Correction: The executive director of the National Association of Latino Elected Officials is Arturo Vargas. An earlier version of this story had the incorrect name.

From statehouses to Congress to the 2008 primary smackdown between Hillary Clinton and Barack Obama, Democrats can claim a more diverse party than Republicans. But it’s the GOP that has the top talent poised to compete on the national stage – a major plus as Mitt Romney gets serious about finding a running mate.

 

That’s the good news. The bad: Most of the hot prospects are newcomers to the national political scene, and if it’s one thing the GOP doesn’t want, it’s Sarah Palin redux with another untested novice.

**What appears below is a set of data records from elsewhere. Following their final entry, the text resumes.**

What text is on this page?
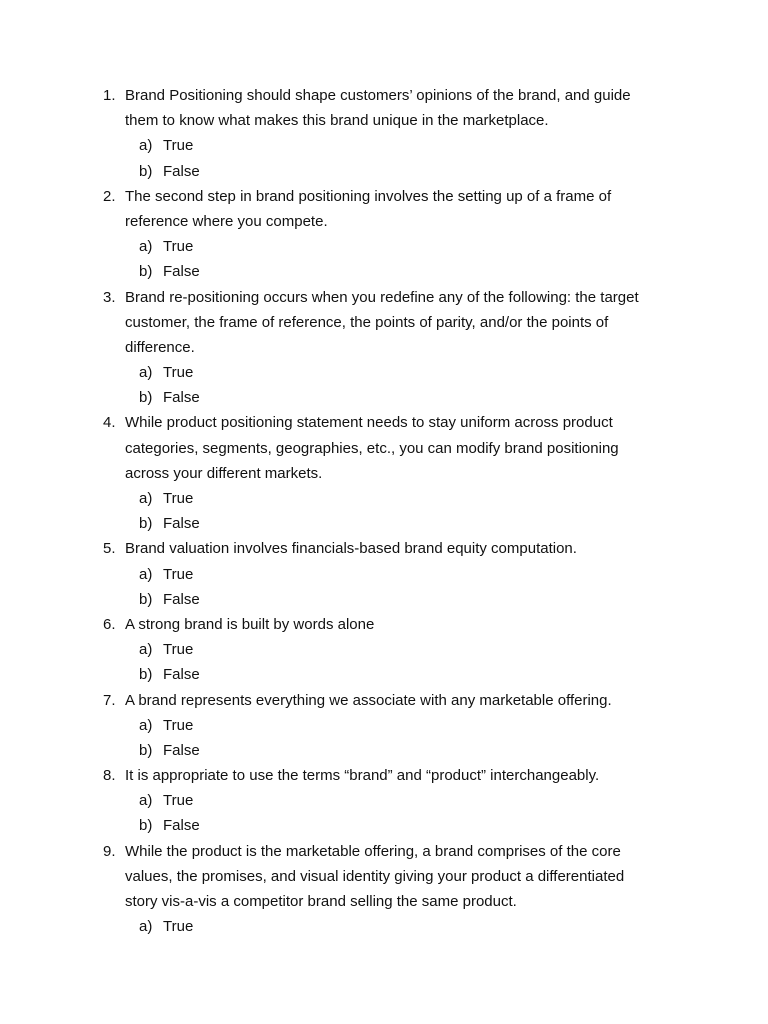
1. Brand Positioning should shape customers’ opinions of the brand, and guide
them to know what makes this brand unique in the marketplace.
a) True
b) False
2. The second step in brand positioning involves the setting up of a frame of
reference where you compete.
a) True
b) False
3. Brand re-positioning occurs when you redefine any of the following: the target
customer, the frame of reference, the points of parity, and/or the points of
difference.
a) True
b) False
4. While product positioning statement needs to stay uniform across product
categories, segments, geographies, etc., you can modify brand positioning
across your different markets.
a) True
b) False
5. Brand valuation involves financials-based brand equity computation.
a) True
b) False
6. A strong brand is built by words alone
a) True
b) False
7. A brand represents everything we associate with any marketable offering.
a) True
b) False
8. It is appropriate to use the terms “brand” and “product” interchangeably.
a) True
b) False
9. While the product is the marketable offering, a brand comprises of the core
values, the promises, and visual identity giving your product a differentiated
story vis-a-vis a competitor brand selling the same product.
a) True
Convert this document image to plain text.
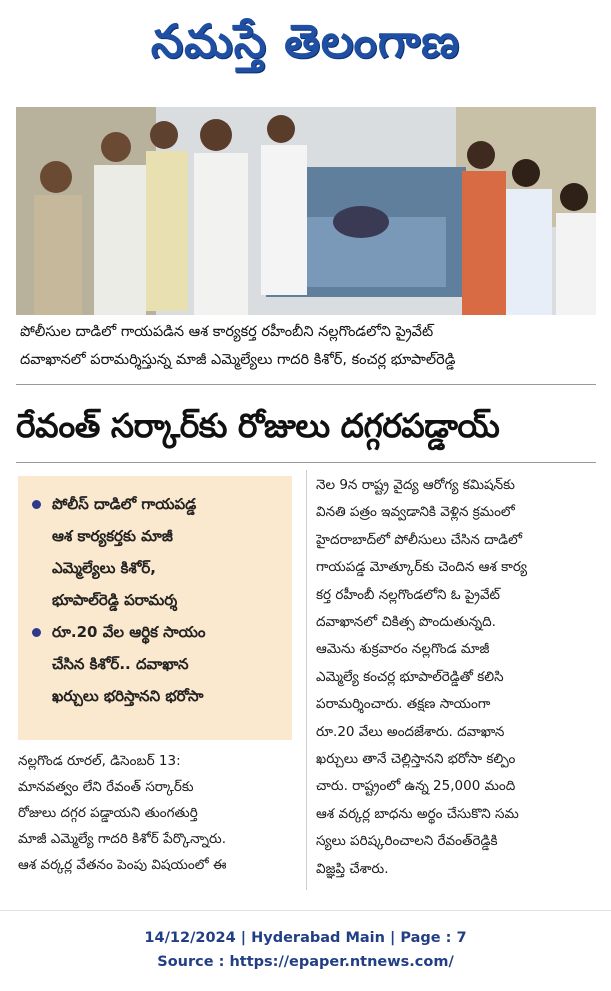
నమస్తే తెలంగాణ
పోలీసుల దాడిలో గాయపడిన ఆశ కార్యకర్త రహీంబీని నల్లగొండలోని ప్రైవేట్
దవాఖానలో పరామర్శిస్తున్న మాజీ ఎమ్మెల్యేలు గాదరి కిశోర్, కంచర్ల భూపాల్‌రెడ్డి
రేవంత్ సర్కార్‌కు రోజులు దగ్గరపడ్డాయ్
పోలీస్ దాడిలో గాయపడ్డ
ఆశ కార్యకర్తకు మాజీ
ఎమ్మెల్యేలు కిశోర్,
భూపాల్‌రెడ్డి పరామర్శ
రూ.20 వేల ఆర్థిక సాయం
చేసిన కిశోర్.. దవాఖాన
ఖర్చులు భరిస్తానని భరోసా
నల్లగొండ రూరల్, డిసెంబర్ 13:
మానవత్వం లేని రేవంత్ సర్కార్‌కు
రోజులు దగ్గర పడ్డాయని తుంగతుర్తి
మాజీ ఎమ్మెల్యే గాదరి కిశోర్ పేర్కొన్నారు.
ఆశ వర్కర్ల వేతనం పెంపు విషయంలో ఈ
నెల 9న రాష్ట్ర వైద్య ఆరోగ్య కమిషన్‌కు
వినతి పత్రం ఇవ్వడానికి వెళ్లిన క్రమంలో
హైదరాబాద్‌లో పోలీసులు చేసిన దాడిలో
గాయపడ్డ మోత్కూర్‌కు చెందిన ఆశ కార్య
కర్త రహీంబీ నల్లగొండలోని ఓ ప్రైవేట్
దవాఖానలో చికిత్స పొందుతున్నది.
ఆమెను శుక్రవారం నల్లగొండ మాజీ
ఎమ్మెల్యే కంచర్ల భూపాల్‌రెడ్డితో కలిసి
పరామర్శించారు. తక్షణ సాయంగా
రూ.20 వేలు అందజేశారు. దవాఖాన
ఖర్చులు తానే చెల్లిస్తానని భరోసా కల్పిం
చారు. రాష్ట్రంలో ఉన్న 25,000 మంది
ఆశ వర్కర్ల బాధను అర్థం చేసుకొని సమ
స్యలు పరిష్కరించాలని రేవంత్‌రెడ్డికి
విజ్ఞప్తి చేశారు.
14/12/2024 | Hyderabad Main | Page : 7
Source : https://epaper.ntnews.com/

Four of the six female governors in the country are Republicans and two of them – Nikki Haley from South Carolina and Susana Martinez from New Mexico – have been mentioned as vice presidential fodder. But both took office less than two years ago and have said they’re not interested. Sen. Kelly Ayotte of New Hampshire has campaigned a number of times with Romney, but she too has been in office for less than two years. The same is true of Nevada Gov. Brian Sandoval and Sen. Marco Rubioof Florida, who are Hispanic.

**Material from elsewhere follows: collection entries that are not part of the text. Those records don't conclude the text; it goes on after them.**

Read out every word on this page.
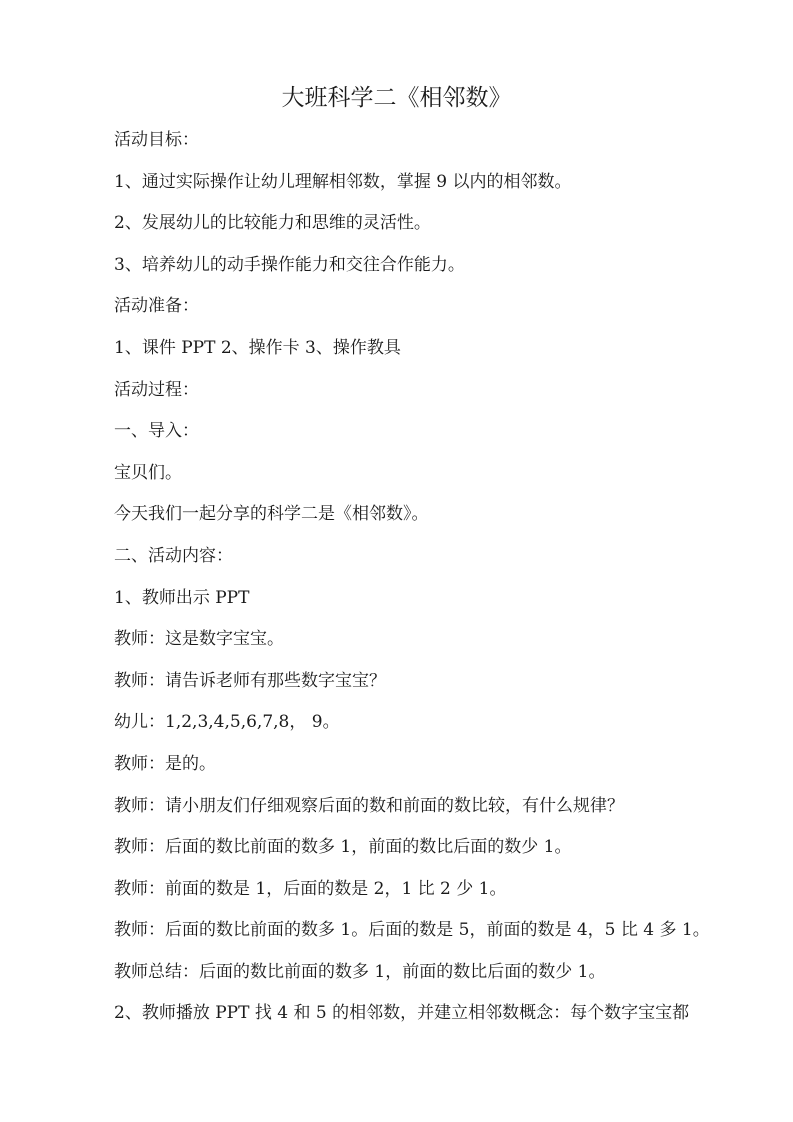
大班科学二《相邻数》
活动目标：
1、通过实际操作让幼儿理解相邻数，掌握 9 以内的相邻数。
2、发展幼儿的比较能力和思维的灵活性。
3、培养幼儿的动手操作能力和交往合作能力。
活动准备：
1、课件 PPT 2、操作卡 3、操作教具
活动过程：
一、导入：
宝贝们。
今天我们一起分享的科学二是《相邻数》。
二、活动内容：
1、教师出示 PPT
教师：这是数字宝宝。
教师：请告诉老师有那些数字宝宝？
幼儿：1,2,3,4,5,6,7,8， 9。
教师：是的。
教师：请小朋友们仔细观察后面的数和前面的数比较，有什么规律？
教师：后面的数比前面的数多 1，前面的数比后面的数少 1。
教师：前面的数是 1，后面的数是 2，1 比 2 少 1。
教师：后面的数比前面的数多 1。后面的数是 5，前面的数是 4，5 比 4 多 1。
教师总结：后面的数比前面的数多 1，前面的数比后面的数少 1。
2、教师播放 PPT 找 4 和 5 的相邻数，并建立相邻数概念：每个数字宝宝都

More-experienced hands include Louisiana Gov. Bobby Jindal, who is Indian-American, and former Secretary of State Condoleezza Rice. Rice brings an extra x chromosome and minority status to the ticket, but also baggage such as her association with former president George W. Bush and the Iraq war.

 

“It’s clear the Republicans have a much broader bench,” Democratic strategist Joe Trippi said. “I also think that to some extent it’s a little bit more of a troubled bench or untested bench.”

Trippi said his party’s political fortunes are partly to blame for a diversity deficit in positions that usually lead to national prominence. “We took a massive shellacking in 2010 and we don’t hold very many governorships at all,” he said. In the Senate, another launch pad for people with national ambitions, 12 of 17 women are Democrats. But Trippi said few have expressed an interest in running for higher office as many are near the end of their careers.